Monotone increasing theorem in probability says if $0\le X_n$ monotone increasing to $X$, then $EX_n$ converges to $EX$.
I know there are counterexamples in the general measure case if we don't have the functions are nonnegative. But I wonder if there is a counterexample in probability measure if we remove this condition.
The condition of Monotone Convergence Theorem could be weaken as following: If the sequence of non-decreasing RVs $\{X_n,n\ge 1\}$ satisfies $$ Y\le X_n\le X_{n+1}, \qquad n\ge n_0, \qquad \text{and}\qquad \mathsf{E}[Y^-]<\infty. \tag{1}$$ Then $\lim\limits_{n\to\infty}\mathsf{E}[X_n]=\mathsf{E}[\lim\limits_{n\to\infty}X_n]$.

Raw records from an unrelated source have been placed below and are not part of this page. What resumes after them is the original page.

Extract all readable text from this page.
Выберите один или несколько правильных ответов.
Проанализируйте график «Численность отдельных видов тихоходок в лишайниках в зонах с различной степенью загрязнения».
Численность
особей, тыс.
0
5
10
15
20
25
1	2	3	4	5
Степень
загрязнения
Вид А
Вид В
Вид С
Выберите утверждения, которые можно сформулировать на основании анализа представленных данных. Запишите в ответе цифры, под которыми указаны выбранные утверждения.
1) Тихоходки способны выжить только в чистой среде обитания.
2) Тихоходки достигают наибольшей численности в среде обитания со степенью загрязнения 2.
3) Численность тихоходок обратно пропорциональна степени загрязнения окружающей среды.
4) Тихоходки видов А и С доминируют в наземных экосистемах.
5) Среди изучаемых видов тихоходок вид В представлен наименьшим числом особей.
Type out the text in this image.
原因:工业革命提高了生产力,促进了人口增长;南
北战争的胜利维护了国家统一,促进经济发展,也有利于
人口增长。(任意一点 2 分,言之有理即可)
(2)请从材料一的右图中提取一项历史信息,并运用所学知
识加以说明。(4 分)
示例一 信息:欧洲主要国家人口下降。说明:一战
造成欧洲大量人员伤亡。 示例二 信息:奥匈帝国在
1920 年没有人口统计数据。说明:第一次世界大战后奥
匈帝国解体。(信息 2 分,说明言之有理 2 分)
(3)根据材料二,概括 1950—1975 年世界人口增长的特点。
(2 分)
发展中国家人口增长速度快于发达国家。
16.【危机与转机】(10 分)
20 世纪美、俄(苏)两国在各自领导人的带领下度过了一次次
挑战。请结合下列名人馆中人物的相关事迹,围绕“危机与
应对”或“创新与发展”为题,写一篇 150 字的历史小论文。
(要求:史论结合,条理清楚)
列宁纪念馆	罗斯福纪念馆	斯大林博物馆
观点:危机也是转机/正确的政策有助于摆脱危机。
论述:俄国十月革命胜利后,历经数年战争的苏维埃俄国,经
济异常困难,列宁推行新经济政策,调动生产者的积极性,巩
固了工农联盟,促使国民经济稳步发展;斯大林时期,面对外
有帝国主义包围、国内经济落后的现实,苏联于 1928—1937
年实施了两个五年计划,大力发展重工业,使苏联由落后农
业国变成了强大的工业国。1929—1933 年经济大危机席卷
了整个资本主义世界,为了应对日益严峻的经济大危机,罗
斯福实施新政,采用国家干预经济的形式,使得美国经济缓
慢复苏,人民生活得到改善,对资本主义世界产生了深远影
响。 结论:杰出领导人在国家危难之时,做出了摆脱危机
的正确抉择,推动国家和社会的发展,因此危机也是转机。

On probability space $((0,1), \mathscr{B}_{(0,1)},\mathsf{P}=\lambda)$, let $$ X_n(x)=-\frac1{nx}, \qquad n\ge 1.$$ then $\lim\limits_{n\to\infty}\uparrow X_n(x)=0$, and $\lim\limits_{n\to\infty}\mathsf{E}[X_n(x)]=-\infty\ne0=\mathsf{E}[\lim\limits_{n\to\infty}X_n(x)]$.